Jumping to the present, Toshiba has decided to proceed with the negotiations with an investment group led by Bain Capital despite disappointment (and more legal objections) from Western Digital who tried to block similar negotiations back in June. On Wednesday, it was revealed that Toshiba had signed a “memorandum of understanding” and is engaging in private talks to negotiate the sale with an investment group led by Bain Capital and including SK Hynix (who is allegedly only providing financing at this point and not going after a stake in the business to try to avoid further delaying the sale from increased anti-trust red tape), Apple, Dell, Seagate, and two Japanese government controlled entities known as Innovation Network Corp and Development Bank of Japan (again, Bain Capital is offering them the chance to invest post any WD concessions and legal battles in the business to improve chances of the sale going through). As the preferred (by Toshiba) buyer, the Bain Capital-lead group deal is reportedly worth nearly 2.4 trillion Yen ($22 billion USD) including $1.8 billion earmarked for infrastructure. The company expects come to an agreement in late September and is hoping that it will be able to finalize the sale by March so that it can avoid reporting negative net worth and risking being de-listed from the Tokyo Stock Exchange and being cut off from a huge swath of public investors and capital.

Due to the negotiations being private, details are not readily available yet. It is not clear whether Toshiba will be able to pull it off or what the implications will be for the market if it does. (With Toshiba being the world’s second largest flash memory supplier, whoever ends up acquiring the company is going to have a lot of influence on the market and flash technology R&D.) It certainly seems Toshiba’s battle to right itself is going to continue into next year and Western Digital is not going to make it easy. The US-based WD stated:

“We are disappointed that Toshiba would take this action. Our goal has been — and remains — to reach a mutually beneficial outcome that satisfies the needs of Toshiba and its stakeholders.”

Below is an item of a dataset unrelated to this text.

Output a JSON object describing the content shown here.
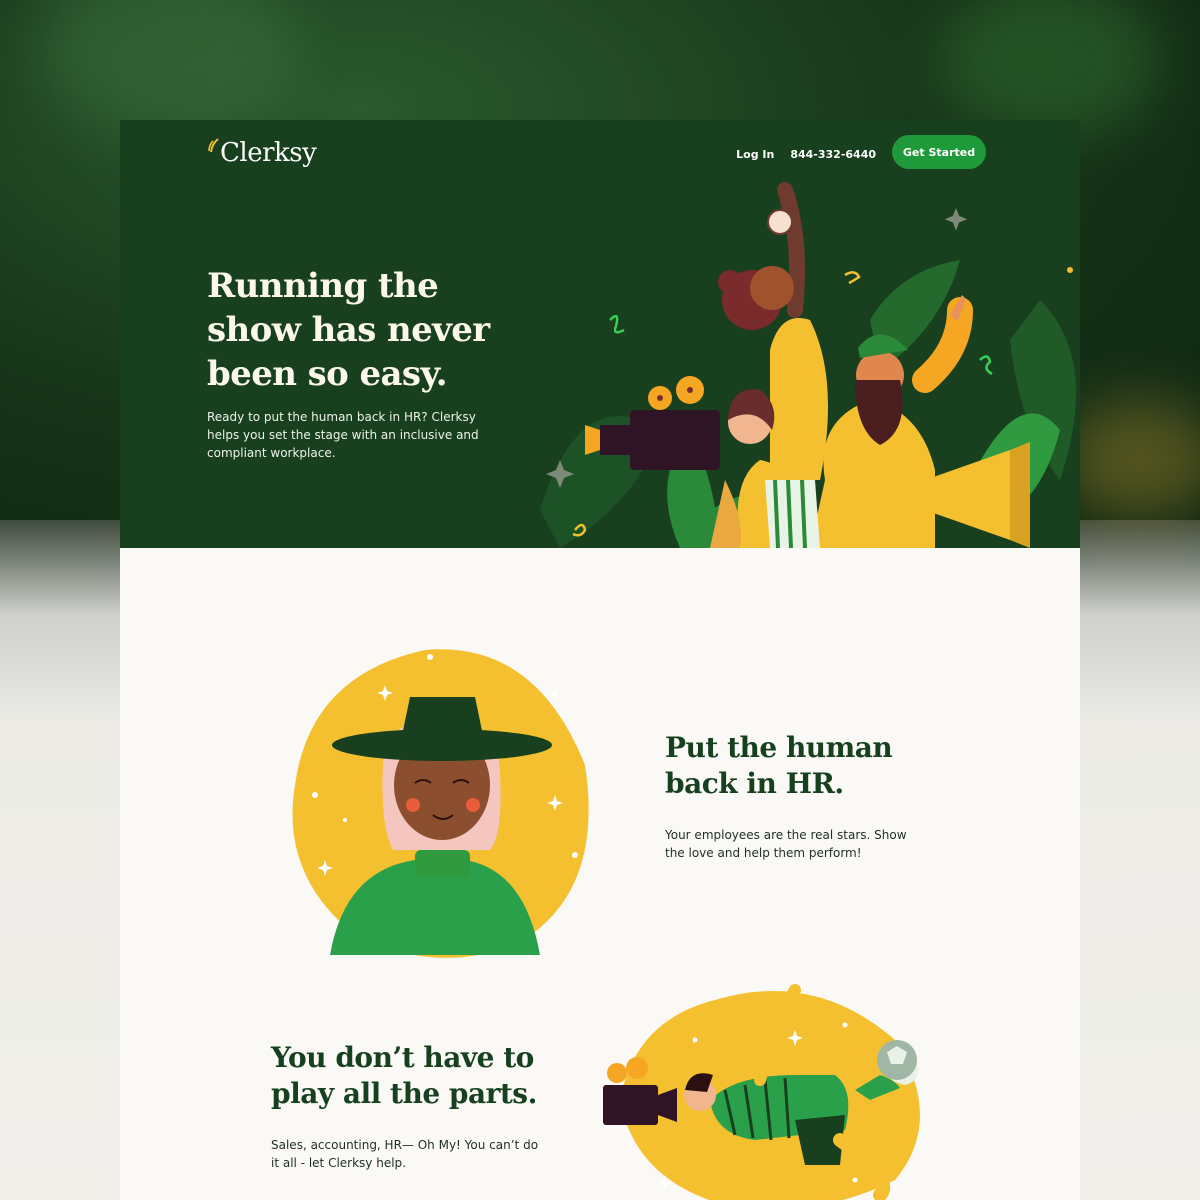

A California court has reportedly ordered Toshiba to give Western Digital two weeks’ notice of any deal with the consortium and its two previous arbitration requests through ICC are still pending resolution. Barrons reports that Toshiba may convince WDC to allow the sale if it gives its joint venture partner enough concessions such as an assured long term NAND supply contract and agreed participation in joint Fab projects that would protect SanDisk's contractual rights. Other interested parties for the sale include Foxconn and Western Digital itself. Perhaps SoftBank or the $100 Billion Vision Fund will come in and scoop it up as well.

[Opinions follow heh] I am interested to see how it all will eventually shake out. It remains less than ideal to see Toshiba must sell it off and have the market possibly lose a big flash memory player as the market share power gets more consolidated if it does get picked up by an existing memory manufacturer (see: hard drives, flash memory seems to be going through the same consolidation of companies from lots of little players into fewer bigger ones). I am not certain on the deal specifics as far as ownership and control of TMC and any cash only vs equity splits but with Japanese investors as part of all three bidding / competing consortiums it seems at least part of the business (if only money from it if not voting power) will remain rooted in Japan even if not under the Toshiba brand.